For their part, Armenians came close to forcing a change of government through street protests on three occasions - but failed each time. No election since independence has brought a change of government. This past month, three leading Armenian opposition parties joined forces - for the first time since independence - in mobilising the public in two mass rallies demanding fresh national elections.

Azerbaijan is the most autocratic among the three. No serious attempt to change the government has been made. Indeed, power has simply been transferred from Heydar Aliyev to his son, Ilham Aliyev, who, after assuming office in 2003, amended the constitution to make himself "President for Life".

Dissent is brutally suppressed and the crackdown on protests is harsh. Over the last two and a half years, Azerbaijan has either threatened or actually brought criminal charges against at least 50 independent and opposition political activists, journalists, bloggers, and human rights defenders.

Russia's vision

Regardless of the nature of its formal relations with each of the three republics, Russia casts a long shadow over the Caucasus. Whatever these countries decide, they must remain cognisant of the "Russia factor", the perceived significance of which inevitably influences their foreign policy orientation and priorities.

The three republics have varying degrees of dependencies on Russia. Armenia's is the deepest. Russia is Armenia's largest trade partner, biggest investor and sole supplier of gas and nuclear fuel.  All three have big diaspora communities in Russia and they send billions of dollars in remittances to their kin back home - critical inflows for the economic survival of the individuals and their republics. But the biggest dependence for all three countries is geopolitical as they struggle to resolve ethnic conflicts in which Russia is either the main protagonist (in the case of Abkhazia and South Ossetia) or a major player (in the case of Nagorno Karabakh).

Russia today faces serious geopolitical and economic challenges. It is in direct confrontation with the West on its vision about the world order, Ukraine, Syria and a great many big and small issues. Economically, Russia is beginning to feel the aggregate impact of western economic sanctions, falling oil prices, ruble devaluation, capital outflow and decline in direct foreign investment.

What's happening to oil prices today is very reminiscent of developments on the eve of the sunset of the Soviet Union. It took two years for crumbling oil prices to bring the Soviet Union to its knees in the mid-1980s, and another two years of stagnation to break the Union altogether.

One might think the pressures, the declining economy and the anticipated public dissatisfaction, especially among the elite, may force the Kremlin into partial submission and change its posture on global issues and weaken its grip on its immediate neighbourhood. But Putin could easily see his way out of this by consolidating the most vulnerable.

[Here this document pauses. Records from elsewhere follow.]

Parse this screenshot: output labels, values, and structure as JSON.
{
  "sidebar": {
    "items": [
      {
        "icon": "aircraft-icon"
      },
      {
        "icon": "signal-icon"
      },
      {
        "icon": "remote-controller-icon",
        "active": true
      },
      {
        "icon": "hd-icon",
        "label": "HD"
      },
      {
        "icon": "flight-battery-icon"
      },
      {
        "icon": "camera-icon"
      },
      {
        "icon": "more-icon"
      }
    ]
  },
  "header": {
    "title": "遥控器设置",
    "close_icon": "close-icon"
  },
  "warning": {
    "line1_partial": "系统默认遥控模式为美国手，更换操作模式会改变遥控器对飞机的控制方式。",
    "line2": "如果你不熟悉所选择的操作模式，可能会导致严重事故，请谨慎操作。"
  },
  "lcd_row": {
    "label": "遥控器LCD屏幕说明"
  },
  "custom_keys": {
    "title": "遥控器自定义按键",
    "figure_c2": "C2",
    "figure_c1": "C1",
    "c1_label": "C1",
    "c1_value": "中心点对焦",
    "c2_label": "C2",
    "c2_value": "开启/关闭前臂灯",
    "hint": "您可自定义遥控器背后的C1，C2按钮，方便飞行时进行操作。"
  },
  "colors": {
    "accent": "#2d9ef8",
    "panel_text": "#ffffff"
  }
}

Russia's weakening status no doubt will have a major economic and political impact on the divided and fragmented Caucasus causing further turmoil and economic misery in the three republics.

Indeed, the Caucasus today is a divided and incoherent region. The three republics - Armenia, Georgia and Azerbaijan - could have learned from countries in similar configurations, such as the Benelux countries and the Baltic States. These other regions, each in their time, were catapulted to stability, prosperity and democracy by virtue of their common history, unity and clear sense of purpose, despite the great many historical grievances and political differences and disagreements among them. For the Caucasus, it is too late.

Vartan Oskanian is a member of Armenia's National Assembly, a former foreign minister and the founder of Yerevan's Civilitas Foundation.